Doctoral Dissertation Research: Understanding the impact of rapid lifestyle changes on humans

The mismatch hypothesis states that past lifestyles selected for genes that are now, in modern urbanized groups, detrimental to human health. The presence of these past-selected genes in modern human populations account for the current surge of non-communicable diseases such as obesity, type-II diabetes, and cardiovascular disease. To date, most studies that test this idea are limited because they compare genetically distinct groups.

This dissertation project addresses this issue by focusing on a group of individuals that share a similar genetic background but live in environments that are a “match” (subsistence-level) or a “mismatch” (urban) to their previous lifestyle. The study informs genome-environment interactions in humans, human adaptation, and health, as well as the tempo of evolution in modern human populations.

The study involves the participating community through multiple strategies and uses community-driven techniques in the production of public information. The study provides training opportunities for graduate and undergraduate students of diverse backgrounds and deepens the interaction and communication among researchers interested in this topic.
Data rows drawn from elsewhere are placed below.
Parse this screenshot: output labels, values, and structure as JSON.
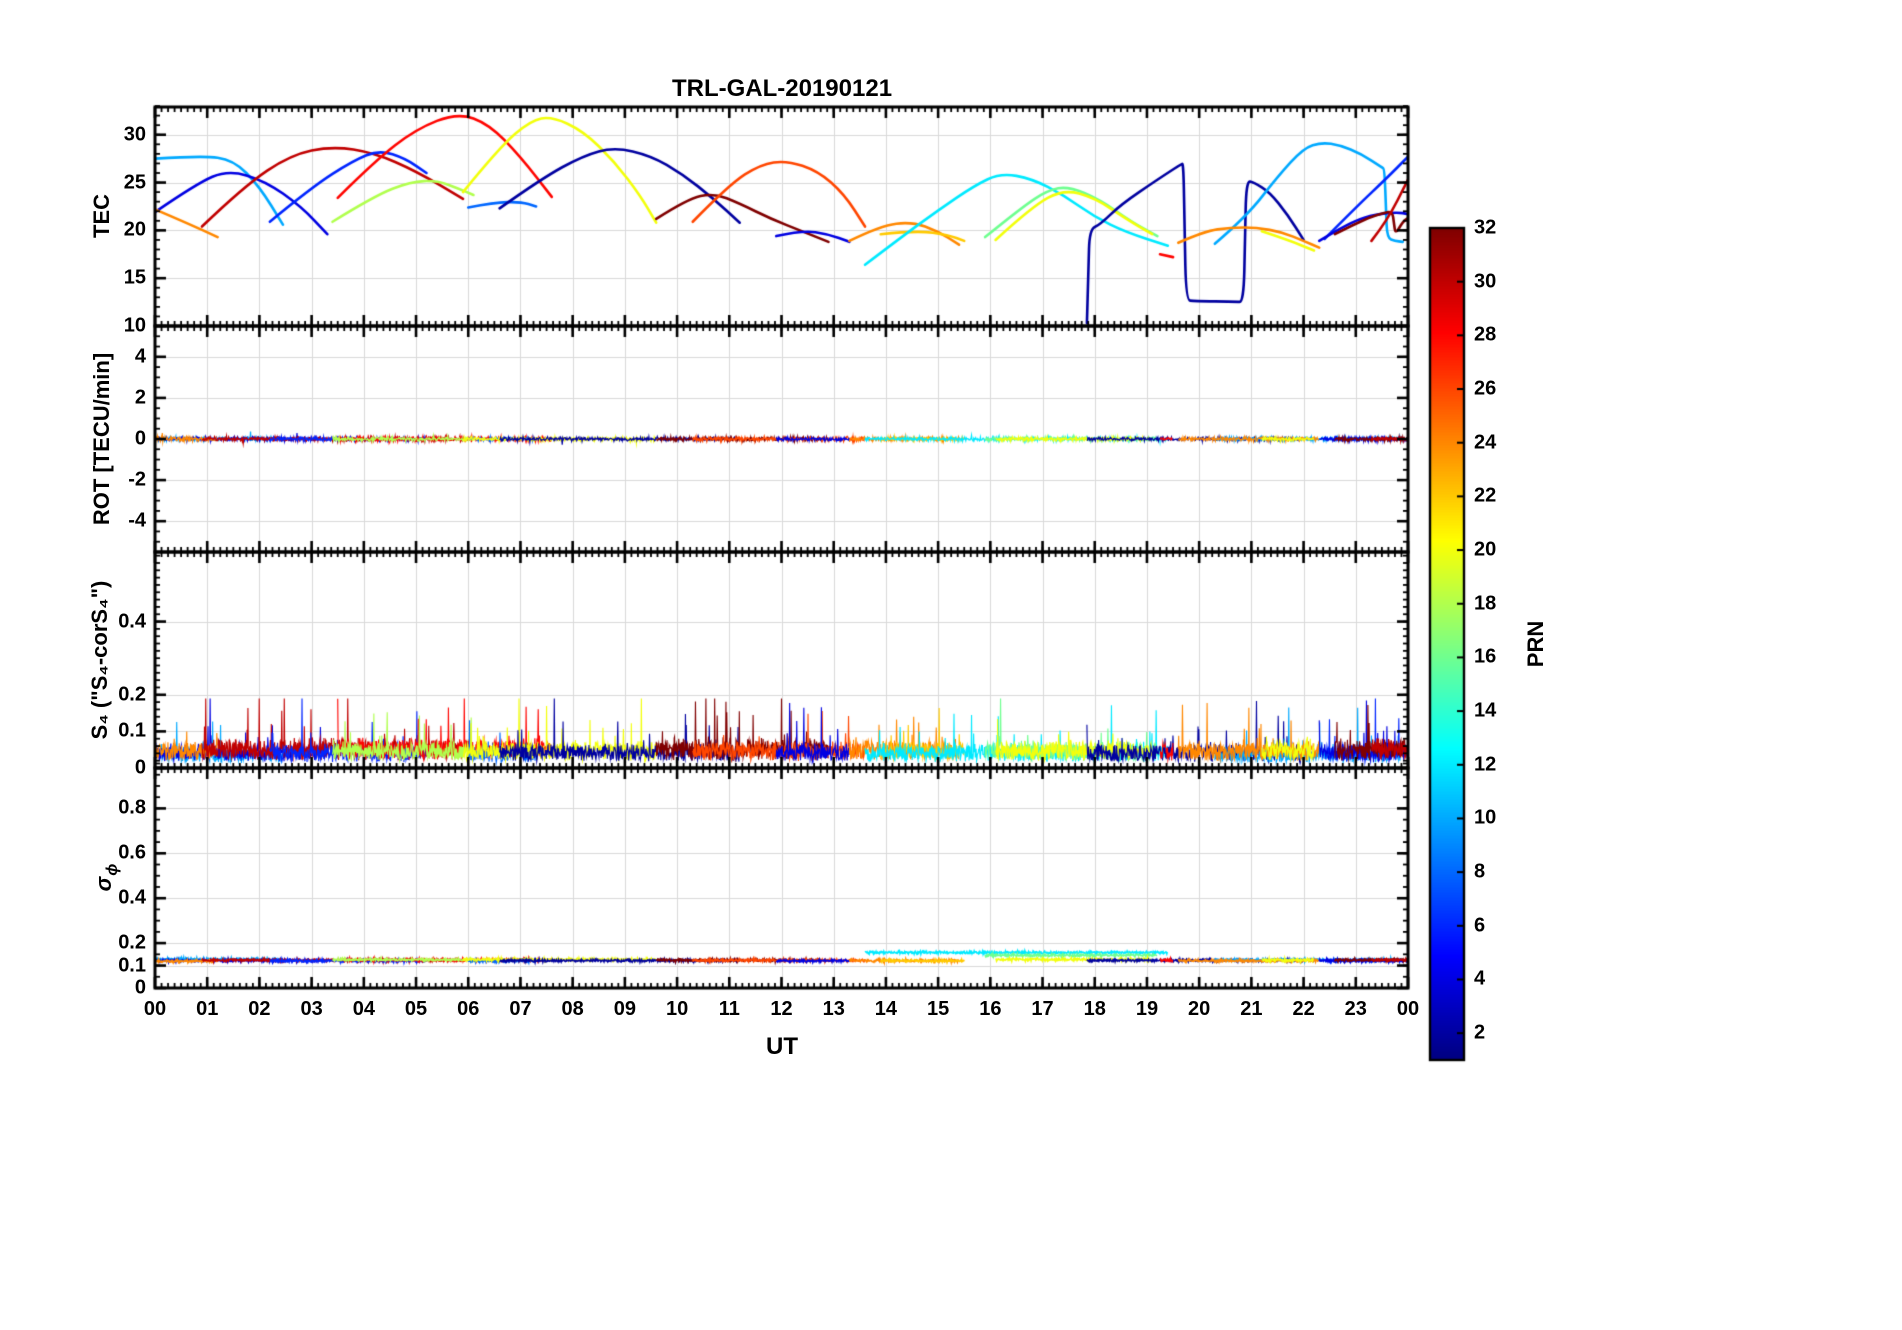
{
  "chart_data": {
    "type": "line",
    "title": "TRL-GAL-20190121",
    "xlabel": "UT",
    "x_range": [
      0,
      24
    ],
    "x_tick_labels": [
      "00",
      "01",
      "02",
      "03",
      "04",
      "05",
      "06",
      "07",
      "08",
      "09",
      "10",
      "11",
      "12",
      "13",
      "14",
      "15",
      "16",
      "17",
      "18",
      "19",
      "20",
      "21",
      "22",
      "23",
      "00"
    ],
    "grid": true,
    "panels": [
      {
        "id": "tec",
        "ylabel": "TEC",
        "ylim": [
          10,
          32.9
        ],
        "yticks": [
          10,
          15,
          20,
          25,
          30
        ],
        "ytick_labels": [
          "10",
          "15",
          "20",
          "25",
          "30"
        ]
      },
      {
        "id": "rot",
        "ylabel": "ROT [TECU/min]",
        "ylim": [
          -5.5,
          5.5
        ],
        "yticks": [
          -4,
          -2,
          0,
          2,
          4
        ],
        "ytick_labels": [
          "-4",
          "-2",
          "0",
          "2",
          "4"
        ]
      },
      {
        "id": "s4",
        "ylabel": "S₄ (\"S₄-corS₄\")",
        "ylim": [
          0,
          0.59
        ],
        "yticks": [
          0,
          0.1,
          0.2,
          0.4
        ],
        "ytick_labels": [
          "0",
          "0.1",
          "0.2",
          "0.4"
        ]
      },
      {
        "id": "sigma_phi",
        "ylabel": "σ",
        "ylabel_sub": "ϕ",
        "ylim": [
          0,
          0.98
        ],
        "yticks": [
          0,
          0.1,
          0.2,
          0.4,
          0.6,
          0.8
        ],
        "ytick_labels": [
          "0",
          "0.1",
          "0.2",
          "0.4",
          "0.6",
          "0.8"
        ]
      }
    ],
    "colorbar": {
      "label": "PRN",
      "range": [
        1,
        32
      ],
      "ticks": [
        2,
        4,
        6,
        8,
        10,
        12,
        14,
        16,
        18,
        20,
        22,
        24,
        26,
        28,
        30,
        32
      ],
      "colormap": "jet"
    },
    "series": [
      {
        "prn": 10,
        "rot": 0.15,
        "s4": [
          0.03,
          0.1
        ],
        "sigma": 0.128,
        "tec": [
          [
            0,
            27.5
          ],
          [
            0.9,
            27.8
          ],
          [
            1.5,
            27.4
          ],
          [
            2.0,
            24.6
          ],
          [
            2.45,
            20.6
          ]
        ]
      },
      {
        "prn": 4,
        "rot": 0.15,
        "s4": [
          0.035,
          0.12
        ],
        "sigma": 0.122,
        "tec": [
          [
            0,
            21.9
          ],
          [
            0.8,
            24.9
          ],
          [
            1.4,
            26.3
          ],
          [
            2.1,
            25.2
          ],
          [
            2.8,
            22.5
          ],
          [
            3.3,
            19.6
          ]
        ]
      },
      {
        "prn": 24,
        "rot": 0.18,
        "s4": [
          0.04,
          0.1
        ],
        "sigma": 0.12,
        "tec": [
          [
            0,
            22.2
          ],
          [
            0.6,
            20.8
          ],
          [
            1.2,
            19.3
          ]
        ]
      },
      {
        "prn": 30,
        "rot": 0.16,
        "s4": [
          0.045,
          0.16
        ],
        "sigma": 0.124,
        "tec": [
          [
            0.9,
            20.4
          ],
          [
            1.7,
            24.6
          ],
          [
            2.6,
            27.9
          ],
          [
            3.4,
            28.8
          ],
          [
            4.2,
            28.1
          ],
          [
            5.0,
            26.2
          ],
          [
            5.9,
            23.3
          ]
        ]
      },
      {
        "prn": 6,
        "rot": 0.15,
        "s4": [
          0.035,
          0.12
        ],
        "sigma": 0.121,
        "tec": [
          [
            2.2,
            20.9
          ],
          [
            3.0,
            24.5
          ],
          [
            3.8,
            27.3
          ],
          [
            4.3,
            28.4
          ],
          [
            4.8,
            27.5
          ],
          [
            5.2,
            26.0
          ]
        ]
      },
      {
        "prn": 28,
        "rot": 0.17,
        "s4": [
          0.045,
          0.16
        ],
        "sigma": 0.125,
        "tec": [
          [
            3.5,
            23.4
          ],
          [
            4.2,
            27.2
          ],
          [
            5.0,
            30.6
          ],
          [
            5.8,
            32.3
          ],
          [
            6.4,
            31.1
          ],
          [
            7.0,
            27.7
          ],
          [
            7.6,
            23.5
          ]
        ]
      },
      {
        "prn": 18,
        "rot": 0.15,
        "s4": [
          0.04,
          0.13
        ],
        "sigma": 0.126,
        "tec": [
          [
            3.4,
            20.9
          ],
          [
            4.2,
            23.6
          ],
          [
            4.9,
            25.1
          ],
          [
            5.4,
            25.2
          ],
          [
            5.8,
            24.4
          ],
          [
            6.1,
            23.7
          ]
        ]
      },
      {
        "prn": 8,
        "rot": 0.13,
        "s4": [
          0.03,
          0.09
        ],
        "sigma": 0.12,
        "tec": [
          [
            6.0,
            22.4
          ],
          [
            6.5,
            22.9
          ],
          [
            7.0,
            23.0
          ],
          [
            7.3,
            22.5
          ]
        ]
      },
      {
        "prn": 20,
        "rot": 0.15,
        "s4": [
          0.04,
          0.14
        ],
        "sigma": 0.127,
        "tec": [
          [
            5.9,
            24.0
          ],
          [
            6.6,
            28.7
          ],
          [
            7.2,
            31.5
          ],
          [
            7.6,
            31.9
          ],
          [
            8.2,
            30.4
          ],
          [
            8.8,
            27.2
          ],
          [
            9.3,
            23.6
          ],
          [
            9.6,
            20.8
          ]
        ]
      },
      {
        "prn": 2,
        "rot": 0.14,
        "s4": [
          0.035,
          0.13
        ],
        "sigma": 0.122,
        "tec": [
          [
            6.6,
            22.3
          ],
          [
            7.4,
            25.4
          ],
          [
            8.2,
            27.8
          ],
          [
            8.8,
            28.7
          ],
          [
            9.5,
            27.8
          ],
          [
            10.1,
            25.9
          ],
          [
            10.7,
            23.3
          ],
          [
            11.2,
            20.8
          ]
        ]
      },
      {
        "prn": 32,
        "rot": 0.16,
        "s4": [
          0.045,
          0.15
        ],
        "sigma": 0.124,
        "tec": [
          [
            9.6,
            21.2
          ],
          [
            10.2,
            23.3
          ],
          [
            10.7,
            23.9
          ],
          [
            11.2,
            22.8
          ],
          [
            11.8,
            21.2
          ],
          [
            12.4,
            19.9
          ],
          [
            12.9,
            18.8
          ]
        ]
      },
      {
        "prn": 26,
        "rot": 0.16,
        "s4": [
          0.04,
          0.15
        ],
        "sigma": 0.123,
        "tec": [
          [
            10.3,
            20.9
          ],
          [
            11.0,
            24.8
          ],
          [
            11.6,
            26.9
          ],
          [
            12.1,
            27.3
          ],
          [
            12.7,
            26.2
          ],
          [
            13.2,
            23.8
          ],
          [
            13.6,
            20.4
          ]
        ]
      },
      {
        "prn": 4,
        "rot": 0.14,
        "s4": [
          0.035,
          0.12
        ],
        "sigma": 0.121,
        "tec": [
          [
            11.9,
            19.4
          ],
          [
            12.4,
            20.0
          ],
          [
            12.9,
            19.6
          ],
          [
            13.3,
            18.8
          ]
        ]
      },
      {
        "prn": 24,
        "rot": 0.16,
        "s4": [
          0.045,
          0.15
        ],
        "sigma": 0.122,
        "tec": [
          [
            13.3,
            18.9
          ],
          [
            13.9,
            20.5
          ],
          [
            14.5,
            20.9
          ],
          [
            15.0,
            19.9
          ],
          [
            15.4,
            18.5
          ]
        ]
      },
      {
        "prn": 22,
        "rot": 0.15,
        "s4": [
          0.04,
          0.13
        ],
        "sigma": 0.121,
        "tec": [
          [
            13.9,
            19.6
          ],
          [
            14.6,
            20.0
          ],
          [
            15.2,
            19.5
          ],
          [
            15.5,
            18.9
          ]
        ]
      },
      {
        "prn": 12,
        "rot": 0.14,
        "s4": [
          0.035,
          0.11
        ],
        "sigma": 0.158,
        "tec": [
          [
            13.6,
            16.4
          ],
          [
            14.3,
            19.3
          ],
          [
            15.0,
            22.1
          ],
          [
            15.7,
            24.7
          ],
          [
            16.2,
            26.0
          ],
          [
            16.8,
            25.4
          ],
          [
            17.4,
            23.7
          ],
          [
            18.0,
            21.4
          ],
          [
            18.6,
            19.8
          ],
          [
            19.4,
            18.4
          ]
        ]
      },
      {
        "prn": 16,
        "rot": 0.14,
        "s4": [
          0.04,
          0.12
        ],
        "sigma": 0.146,
        "tec": [
          [
            15.9,
            19.3
          ],
          [
            16.6,
            22.4
          ],
          [
            17.1,
            24.2
          ],
          [
            17.5,
            24.6
          ],
          [
            18.1,
            23.2
          ],
          [
            18.7,
            20.9
          ],
          [
            19.2,
            19.4
          ]
        ]
      },
      {
        "prn": 20,
        "rot": 0.14,
        "s4": [
          0.04,
          0.13
        ],
        "sigma": 0.127,
        "tec": [
          [
            16.1,
            19.0
          ],
          [
            16.8,
            22.5
          ],
          [
            17.4,
            24.3
          ],
          [
            18.0,
            23.4
          ],
          [
            18.6,
            21.2
          ],
          [
            19.1,
            19.6
          ]
        ]
      },
      {
        "prn": 2,
        "rot": 0.14,
        "s4": [
          0.035,
          0.13
        ],
        "sigma": 0.123,
        "tec": [
          [
            17.85,
            10.3
          ],
          [
            17.88,
            16.0
          ],
          [
            17.9,
            20.1
          ],
          [
            18.1,
            20.6
          ],
          [
            18.5,
            22.7
          ],
          [
            19.2,
            25.3
          ],
          [
            19.65,
            26.9
          ],
          [
            19.7,
            27.0
          ],
          [
            19.72,
            20.0
          ],
          [
            19.75,
            12.7
          ],
          [
            19.9,
            12.6
          ],
          [
            20.7,
            12.55
          ],
          [
            20.85,
            12.5
          ],
          [
            20.88,
            19.0
          ],
          [
            20.9,
            25.2
          ],
          [
            21.05,
            25.0
          ],
          [
            21.35,
            24.0
          ],
          [
            21.7,
            21.6
          ],
          [
            22.0,
            19.0
          ]
        ]
      },
      {
        "prn": 10,
        "rot": 0.14,
        "s4": [
          0.03,
          0.12
        ],
        "sigma": 0.125,
        "tec": [
          [
            20.3,
            18.6
          ],
          [
            20.9,
            21.4
          ],
          [
            21.5,
            25.6
          ],
          [
            22.0,
            28.6
          ],
          [
            22.35,
            29.2
          ],
          [
            22.7,
            28.9
          ],
          [
            23.1,
            28.0
          ],
          [
            23.5,
            26.6
          ],
          [
            23.55,
            26.4
          ],
          [
            23.58,
            22.0
          ],
          [
            23.6,
            19.2
          ],
          [
            23.75,
            18.9
          ],
          [
            23.9,
            18.8
          ]
        ]
      },
      {
        "prn": 24,
        "rot": 0.15,
        "s4": [
          0.04,
          0.12
        ],
        "sigma": 0.122,
        "tec": [
          [
            19.6,
            18.7
          ],
          [
            20.1,
            19.9
          ],
          [
            20.6,
            20.3
          ],
          [
            21.1,
            20.3
          ],
          [
            21.6,
            19.8
          ],
          [
            22.0,
            18.9
          ],
          [
            22.3,
            18.2
          ]
        ]
      },
      {
        "prn": 20,
        "rot": 0.14,
        "s4": [
          0.04,
          0.11
        ],
        "sigma": 0.124,
        "tec": [
          [
            21.2,
            19.9
          ],
          [
            21.7,
            19.0
          ],
          [
            22.2,
            17.9
          ]
        ]
      },
      {
        "prn": 28,
        "rot": 0.13,
        "s4": [
          0.04,
          0.1
        ],
        "sigma": 0.124,
        "tec": [
          [
            19.25,
            17.5
          ],
          [
            19.5,
            17.2
          ]
        ]
      },
      {
        "prn": 6,
        "rot": 0.14,
        "s4": [
          0.035,
          0.12
        ],
        "sigma": 0.121,
        "tec": [
          [
            22.4,
            19.1
          ],
          [
            23.0,
            22.4
          ],
          [
            23.6,
            25.5
          ],
          [
            24,
            27.7
          ]
        ]
      },
      {
        "prn": 4,
        "rot": 0.14,
        "s4": [
          0.035,
          0.12
        ],
        "sigma": 0.122,
        "tec": [
          [
            22.3,
            18.9
          ],
          [
            22.9,
            20.9
          ],
          [
            23.4,
            21.7
          ],
          [
            23.8,
            21.9
          ],
          [
            24,
            21.7
          ]
        ]
      },
      {
        "prn": 32,
        "rot": 0.16,
        "s4": [
          0.045,
          0.14
        ],
        "sigma": 0.125,
        "tec": [
          [
            22.6,
            19.6
          ],
          [
            23.1,
            21.0
          ],
          [
            23.5,
            21.8
          ],
          [
            23.7,
            22.0
          ],
          [
            23.73,
            20.8
          ],
          [
            23.76,
            19.6
          ],
          [
            23.9,
            20.9
          ],
          [
            24,
            21.3
          ]
        ]
      },
      {
        "prn": 30,
        "rot": 0.16,
        "s4": [
          0.045,
          0.13
        ],
        "sigma": 0.124,
        "tec": [
          [
            23.3,
            18.9
          ],
          [
            23.6,
            21.0
          ],
          [
            24,
            25.3
          ]
        ]
      }
    ]
  }
}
A total of ~700 participants, with approximately even sex-ratios, are included in the study. A composite continuous lifestyle index (traditional-to-non-traditional) is calculated for each individual based on data collected through structured interviews. Putatively beneficial genomic sites are identified using whole genome sequencing (WGS).

Signatures of past-selection are recognized using selection statistics that examine patterns of allele frequency and/or haplotype homozygosity. These analyses include population branch statistics (PBS), integrated haplotype score (iHS), and cross population extended haplotype homozygosity score (XP-EHH). Two outgroups are used to calculate allele-frequency-changes in each single nucleotide polymorphism (SNP).

RNA extracted from the participants is analyzed with mRNA-seq analyses. The expression of the identified previously-selected genes will be assessed to characterize genotype-environment interactions and evaluated in relation to lifestyle-associated diseases.

This award reflects NSF's statutory mission and has been deemed worthy of support through evaluation using the Foundation's intellectual merit and broader impacts review criteria.